Last month Turkish warships intercepted an Italian vessel examining the seabed. It was scanning the route for the Great Sea Interconnector, a project to link the electricity transmission grids of Greece (through Crete), Cyprus and Israel. At the same time, Turkey is separately working on an alternative.
It is eager to place its own submarine cable and connect with the Turkish Republic of Northern Cyprus, an entity that only the government in Ankara recognizes.
Electric geostrategic race to island
The division of Cyprus and lack of cooperation between the two communities risk exacerbating issues from renewables deployment to water supply. There is also a dispute between Greece and the Cypriot Greek Republic of Cyprus that is holding back the Great Sea Interconnector. Namely, among other obstacles, the two governments are at odds over the capital structure and how the expenditures would be shared.
Even the cabinet in Nicosia doesn’t seem to have a unified stance on the whole idea.
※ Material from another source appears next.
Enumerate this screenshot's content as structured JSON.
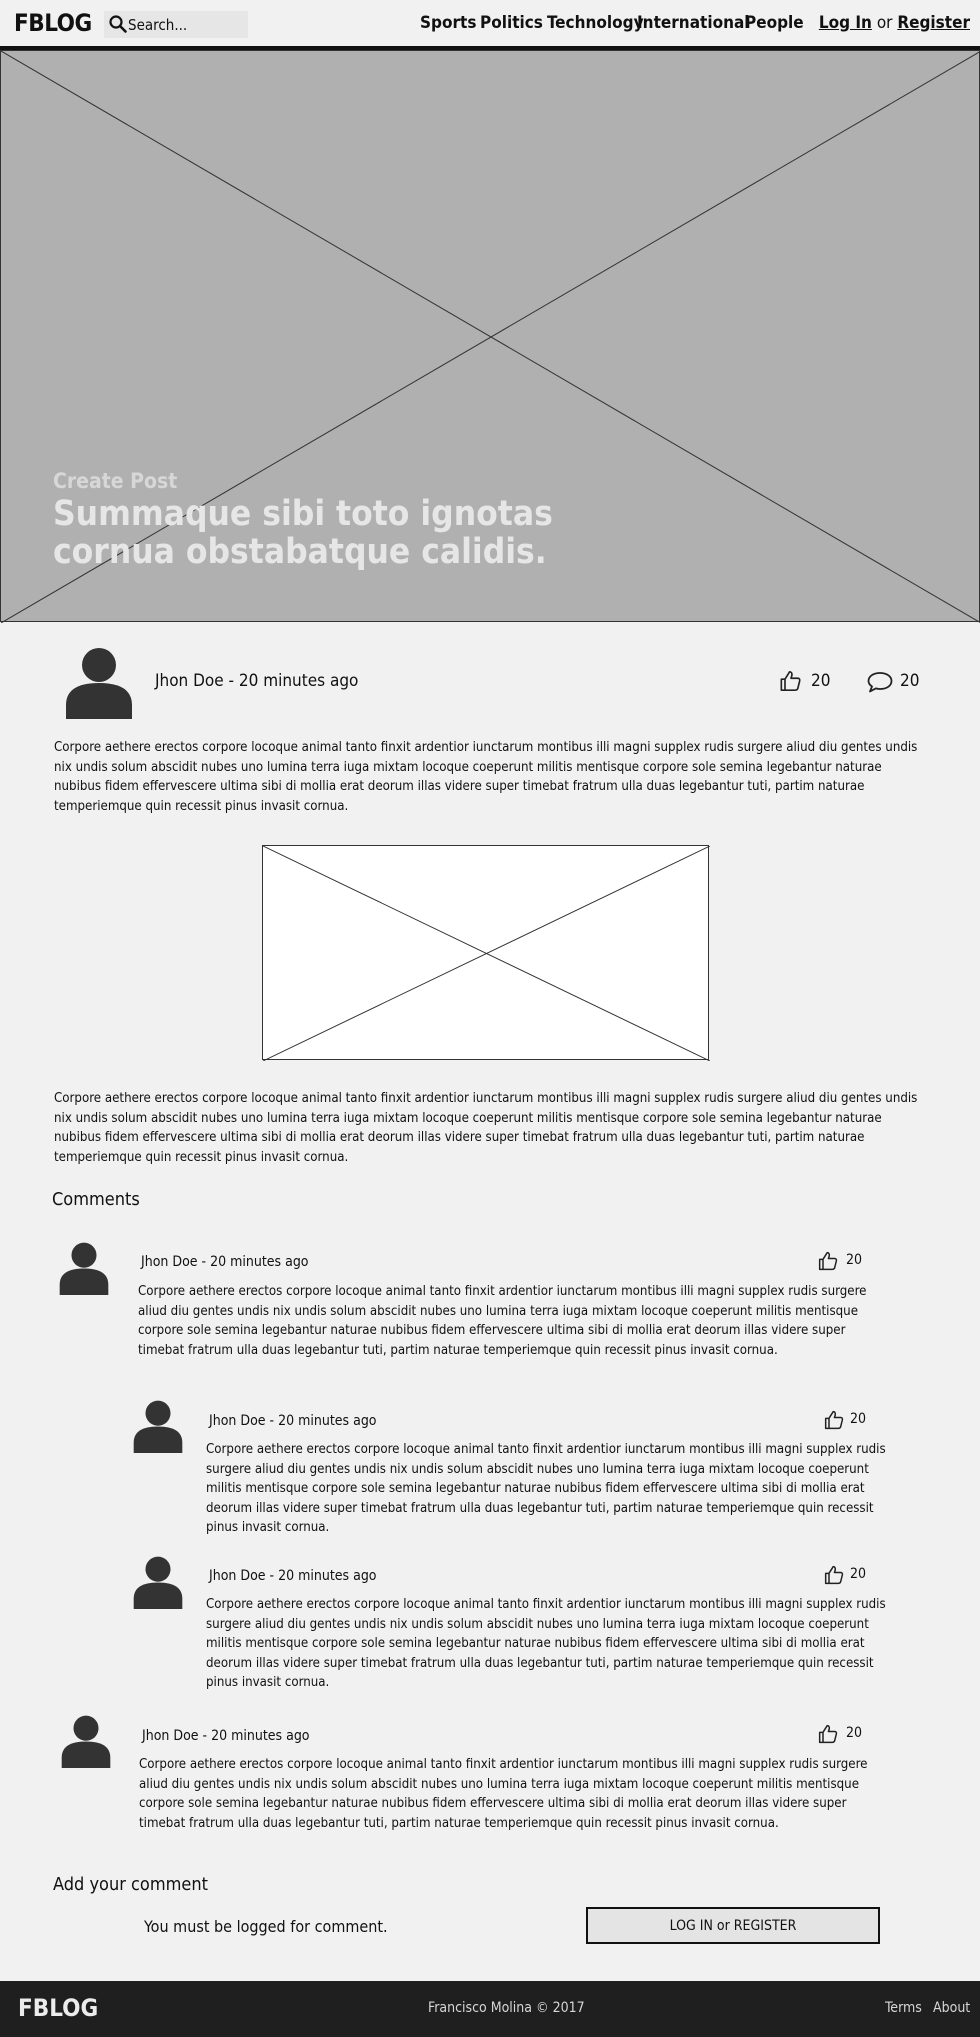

The Greece-Cyprus segment won a whopping EUR 657 million grant from the European Commission as a project of common interest or PCI.
All the setbacks have brought the entire interconnector into question. Turkey apparently sees it as an opportunity to promote its cable and firm its presence in the northern Cypriot entity. The matter has geostrategic significance, especially as Israel is involved.
One-way link wouldn’t cut it
News reports have lately emerged that Turkey, an observer member of the European Network of Transmission System Operators for Electricity (ENTSO-E), unofficially notified the international body of its project. There were also rumors earlier in the media that ENTSO-E already rejected such a proposal.
The Cypriot Turkish entity is in a legal vacuum. Turkey could therefore only establish a system isolated from the national grid, and send electricity to the island. But its project, under development for several years, is for a two-way interconnection.
Cyprus is the only non-interconnected European Union member state. The increase in the share of wind and solar power is boosting the swings in output. Sudden jumps burden the grid, so much of the capacity is temporarily disconnected. Conversely, weather-induced drops in production jeopardize the security of power supply.
A two-directional link would ease balancing and enable the integration of more renewables.
The Italian buoy-laying ship, Ievoli Relume, is scheduled to continue the survey in September. It is up to prime ministers and top diplomats to sort it out.